Evaluation, comparison, and analysis of the exhaust pollutant emissions from Peugeot TU5 and XU7 internal combustion engines

Air pollution is one of the most critical environmental crises facing humanity today, with motor vehicles playing a major role. Therefore, assessing the emission levels of air pollutants from vehicles is more important than ever. This study aimed to evaluate the emissions of air pollutants from vehicles equipped with TU5 and XU7 engines through direct sampling of pollutant gases and modeling using the IVE software. Data related to the emission of CO, CO₂, NOx, VOC, and HC gases were collected from 720 vehicles with these two engine types over a four-month period at the Shiraz vehicle inspection center, using a five-gas analyzer.

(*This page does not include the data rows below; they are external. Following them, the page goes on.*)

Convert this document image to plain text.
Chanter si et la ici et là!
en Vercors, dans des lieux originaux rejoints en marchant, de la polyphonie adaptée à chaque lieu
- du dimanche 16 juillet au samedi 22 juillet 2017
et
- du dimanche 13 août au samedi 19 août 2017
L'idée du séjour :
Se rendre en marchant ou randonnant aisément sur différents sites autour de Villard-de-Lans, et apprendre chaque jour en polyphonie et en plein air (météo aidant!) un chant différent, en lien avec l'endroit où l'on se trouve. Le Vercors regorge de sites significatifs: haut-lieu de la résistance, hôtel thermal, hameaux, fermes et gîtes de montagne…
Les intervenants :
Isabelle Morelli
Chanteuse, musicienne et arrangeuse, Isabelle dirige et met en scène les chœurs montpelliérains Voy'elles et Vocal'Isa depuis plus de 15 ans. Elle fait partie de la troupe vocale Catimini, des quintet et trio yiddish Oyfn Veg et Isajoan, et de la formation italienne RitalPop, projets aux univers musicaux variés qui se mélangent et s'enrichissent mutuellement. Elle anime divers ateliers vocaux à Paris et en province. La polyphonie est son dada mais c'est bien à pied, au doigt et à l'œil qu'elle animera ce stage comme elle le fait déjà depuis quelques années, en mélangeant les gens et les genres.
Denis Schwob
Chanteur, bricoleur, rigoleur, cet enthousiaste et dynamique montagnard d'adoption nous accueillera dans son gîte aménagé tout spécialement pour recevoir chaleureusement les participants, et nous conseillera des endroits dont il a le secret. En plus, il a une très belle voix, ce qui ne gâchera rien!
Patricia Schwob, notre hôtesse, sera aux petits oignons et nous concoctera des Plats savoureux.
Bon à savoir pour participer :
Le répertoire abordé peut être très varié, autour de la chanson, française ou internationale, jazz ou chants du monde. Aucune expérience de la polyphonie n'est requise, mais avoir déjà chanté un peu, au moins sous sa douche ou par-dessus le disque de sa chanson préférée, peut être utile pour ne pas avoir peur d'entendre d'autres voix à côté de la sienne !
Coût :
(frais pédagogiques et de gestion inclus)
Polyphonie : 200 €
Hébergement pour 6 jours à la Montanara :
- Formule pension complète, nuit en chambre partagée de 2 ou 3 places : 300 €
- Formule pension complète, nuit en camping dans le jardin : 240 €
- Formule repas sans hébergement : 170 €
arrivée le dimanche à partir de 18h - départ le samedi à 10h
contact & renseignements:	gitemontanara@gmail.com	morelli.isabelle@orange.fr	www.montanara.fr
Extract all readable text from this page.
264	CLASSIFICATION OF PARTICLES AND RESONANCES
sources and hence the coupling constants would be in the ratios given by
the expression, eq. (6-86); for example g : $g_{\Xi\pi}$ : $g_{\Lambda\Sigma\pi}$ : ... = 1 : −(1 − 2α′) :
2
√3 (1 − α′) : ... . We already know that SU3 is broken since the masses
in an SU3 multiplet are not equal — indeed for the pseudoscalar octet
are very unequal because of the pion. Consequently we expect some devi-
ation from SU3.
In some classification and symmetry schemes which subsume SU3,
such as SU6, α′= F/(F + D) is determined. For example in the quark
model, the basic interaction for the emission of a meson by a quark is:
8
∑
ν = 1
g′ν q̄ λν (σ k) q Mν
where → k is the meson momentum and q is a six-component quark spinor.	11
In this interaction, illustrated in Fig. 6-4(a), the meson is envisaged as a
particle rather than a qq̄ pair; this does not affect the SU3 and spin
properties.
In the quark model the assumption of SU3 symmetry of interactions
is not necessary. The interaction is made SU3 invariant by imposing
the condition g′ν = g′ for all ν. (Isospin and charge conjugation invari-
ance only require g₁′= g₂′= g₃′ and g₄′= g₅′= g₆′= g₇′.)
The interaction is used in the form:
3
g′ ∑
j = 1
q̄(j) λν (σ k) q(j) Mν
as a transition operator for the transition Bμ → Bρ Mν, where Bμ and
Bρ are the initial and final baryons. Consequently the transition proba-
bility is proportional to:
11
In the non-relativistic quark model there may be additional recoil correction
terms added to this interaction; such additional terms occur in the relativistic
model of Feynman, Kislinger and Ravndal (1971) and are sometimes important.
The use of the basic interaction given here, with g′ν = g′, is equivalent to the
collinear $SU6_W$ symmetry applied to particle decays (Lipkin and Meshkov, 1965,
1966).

Additionally, the amount of PM10 particulate matter was estimated through modeling in the IVE software, based on fleet data, environmental conditions, and vehicle performance characteristics. Sampling was conducted under two conditions: when the vehicle was idling and when it was moving at an average speed of 10 km/h. The measured values were recorded, and all data were entered into the environment and fleet input files of the IVE software to extract emission factors of pollutants. The results from the vehicle inspection center showed that the TU5 engine, due to its more advanced design, performed better in reducing gaseous pollutants compared to the XU7 engine. Under idling conditions, emissions of CO and HC gases for both engine types were higher than under driving conditions. Moreover, the XU7 engine exhibited higher emissions of CO and NOx compared to the TU5 engine. Modeling the emission factors using the IVE model revealed that the software overestimated CO and CO₂ emissions from gasoline vehicles compared to actual data, while for PM10 and VOC pollutants, the measured values were higher than model predictions. TU5 vehicles performed better in reducing pollutants under driving conditions, but their emissions significantly increased under idling conditions. This study emphasizes the need to optimize and localize the IVE model to improve its predictive accuracy. The findings of this research can contribute to improved engine design, the adoption of advanced technologies, and the implementation of effective environmental policies to reduce air pollution and enhance urban life quality.